What is the Waste Treatment Plant?
The Seattle Times has called the Waste Treatment Plant (WTP) the "most sophisticated garbage disposal on Earth."
The Waste Treatment Plant's (WTP, vit plant) mission is to immobilize millions of gallons of sludge-like, high-level nuclear waste in glass. This will involve removing and treating about 20% of the nuclear waste from 177 aging underground waste storage tanks to contain it in glass form. This glass will eventually be buried in a deep geological repository, which is not yet sited.
The Waste Treatment Plant is the largest environmental remediation project in the world. After several high-level engineers working on the project were terminated for raising concerns, the government has admitted that nuclear safety and design problems with the plant indicate that it may not function correctly or safely unless design changes are made. Government reports warned of potentially catastrophic nuclear releases if the WTP were to fail.

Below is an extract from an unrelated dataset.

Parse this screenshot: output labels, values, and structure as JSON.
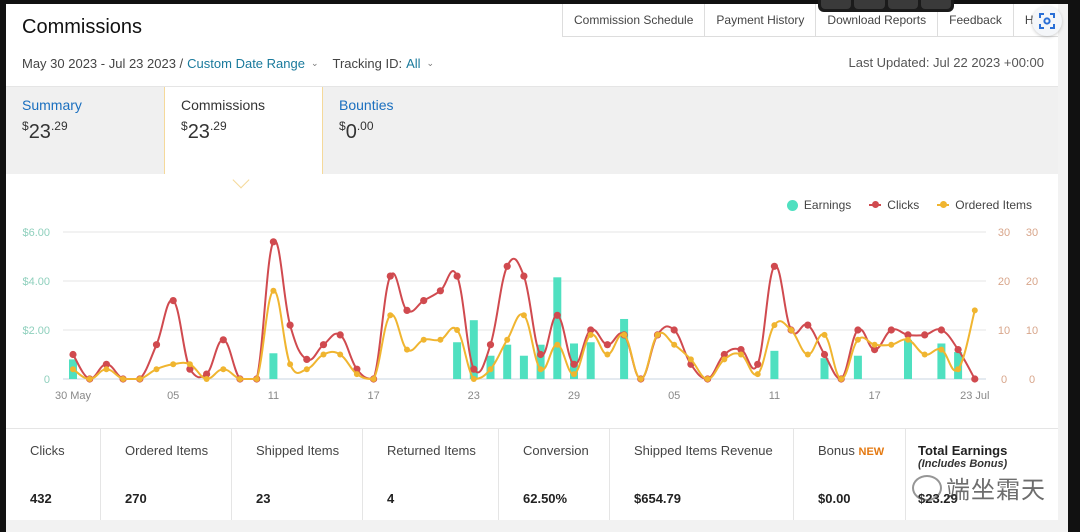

The US Department of Energy contracted Bechtel to design and build the vit plant. There are many unresolved technical issues with the design. Parts of the plant's construction are shut down until these issues are resolved.
Hanford challenge is very concerned about the state of the WTP, and has called for:
- The immediate construction of new waste tanks.

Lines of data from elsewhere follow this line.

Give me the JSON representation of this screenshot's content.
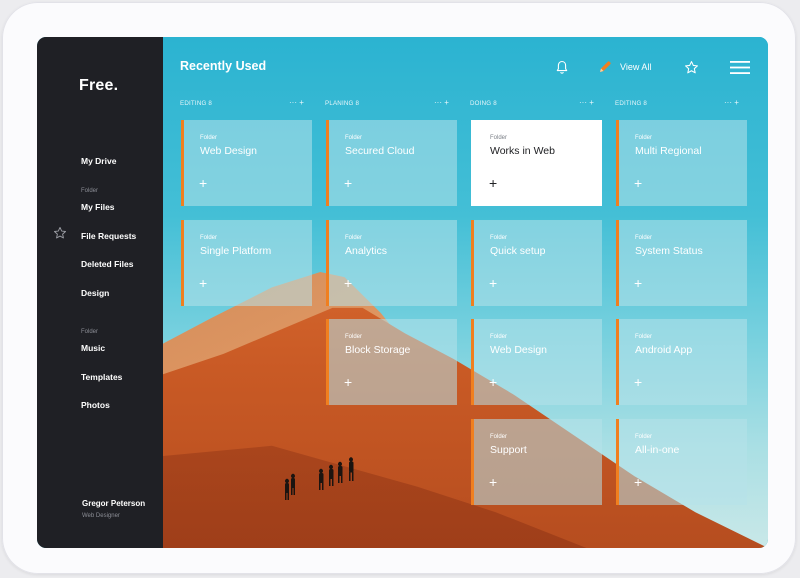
{
  "sidebar": {
    "logo": "Free.",
    "items": [
      {
        "sub": "",
        "label": "My Drive"
      },
      {
        "sub": "Folder",
        "label": "My Files"
      },
      {
        "sub": "",
        "label": "File Requests"
      },
      {
        "sub": "",
        "label": "Deleted Files"
      },
      {
        "sub": "",
        "label": "Design"
      },
      {
        "sub": "Folder",
        "label": "Music"
      },
      {
        "sub": "",
        "label": "Templates"
      },
      {
        "sub": "",
        "label": "Photos"
      }
    ],
    "user": {
      "name": "Gregor Peterson",
      "role": "Web Designer"
    }
  },
  "header": {
    "title": "Recently Used",
    "view_all": "View All",
    "icons": [
      "bell-icon",
      "pencil-icon",
      "star-icon",
      "menu-icon"
    ]
  },
  "columns": [
    {
      "name": "EDITING 8",
      "actions": "··· +"
    },
    {
      "name": "PLANING 8",
      "actions": "··· +"
    },
    {
      "name": "DOING 8",
      "actions": "··· +"
    },
    {
      "name": "EDITING 8",
      "actions": "··· +"
    }
  ],
  "cards": [
    {
      "type": "Folder",
      "title": "Web Design",
      "plus": "+"
    },
    {
      "type": "Folder",
      "title": "Secured Cloud",
      "plus": "+"
    },
    {
      "type": "Folder",
      "title": "Works in Web",
      "plus": "+",
      "active": true
    },
    {
      "type": "Folder",
      "title": "Multi Regional",
      "plus": "+"
    },
    {
      "type": "Folder",
      "title": "Single Platform",
      "plus": "+"
    },
    {
      "type": "Folder",
      "title": "Analytics",
      "plus": "+"
    },
    {
      "type": "Folder",
      "title": "Quick setup",
      "plus": "+"
    },
    {
      "type": "Folder",
      "title": "System Status",
      "plus": "+"
    },
    {
      "type": "Folder",
      "title": "Block Storage",
      "plus": "+"
    },
    {
      "type": "Folder",
      "title": "Web Design",
      "plus": "+"
    },
    {
      "type": "Folder",
      "title": "Android App",
      "plus": "+"
    },
    {
      "type": "Folder",
      "title": "Support",
      "plus": "+"
    },
    {
      "type": "Folder",
      "title": "All-in-one",
      "plus": "+"
    }
  ],
  "colors": {
    "sidebar": "#1f2025",
    "accent": "#f07f1f",
    "sky": "#2bb3d1",
    "dune": "#dd6f33"
  }
}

- A halt to work on the WTP, and the establishment of an independent entity to design a new path forward for treating all 56 million gallons of tank waste and determine if the WTP facility can be salvaged.
- The replacement of Bechtel with a company that has a history of honestly meeting its performance guarantees and instilling a strong organizational culture, safety culture, and safety conscious work environment.
- Stronger whistleblower protection laws for both DOE and contractor personnel at nuclear facilities, and criminal penalties for retaliation against whistleblowers. When found guilty, laws should stipulate that contractors are subject to punitive damages and are at risk of losing their contract.
Recent Developments and Issues
- In a series of assessments and reports, including in June 2015, the US Department of Energy (DOE) found that the safety culture at the WTP was seriously flawed. A significant percentage of the employees surveyed said they were uncomfortable in raising a safety concern. The Oct 2013 and Feb 2014 terminations of high-level managers are further evidence of a broken safety culture at the WTP.
- There are concerns about whether or not the WTP will be safe or licensable. The failure of the contractor to follow nuclear safety and quality rules is a serious concern that requires an independent investigation.
- Hanford Challenge continues to support whistleblowers who bring forward issues at the plant, and urges DOE to address the safety culture so that the plant can operate safely and effectively.
- A federal judge extended the deadline to have the WTP fully operational by 14 years to 2036. Work continues on parts of the plant that will treat low-level radioactive waste, but an internal report supplied to Hanford Challenge by a whistleblower identified 362 significant design vulnerabilities in the Low Activity Waste Facility.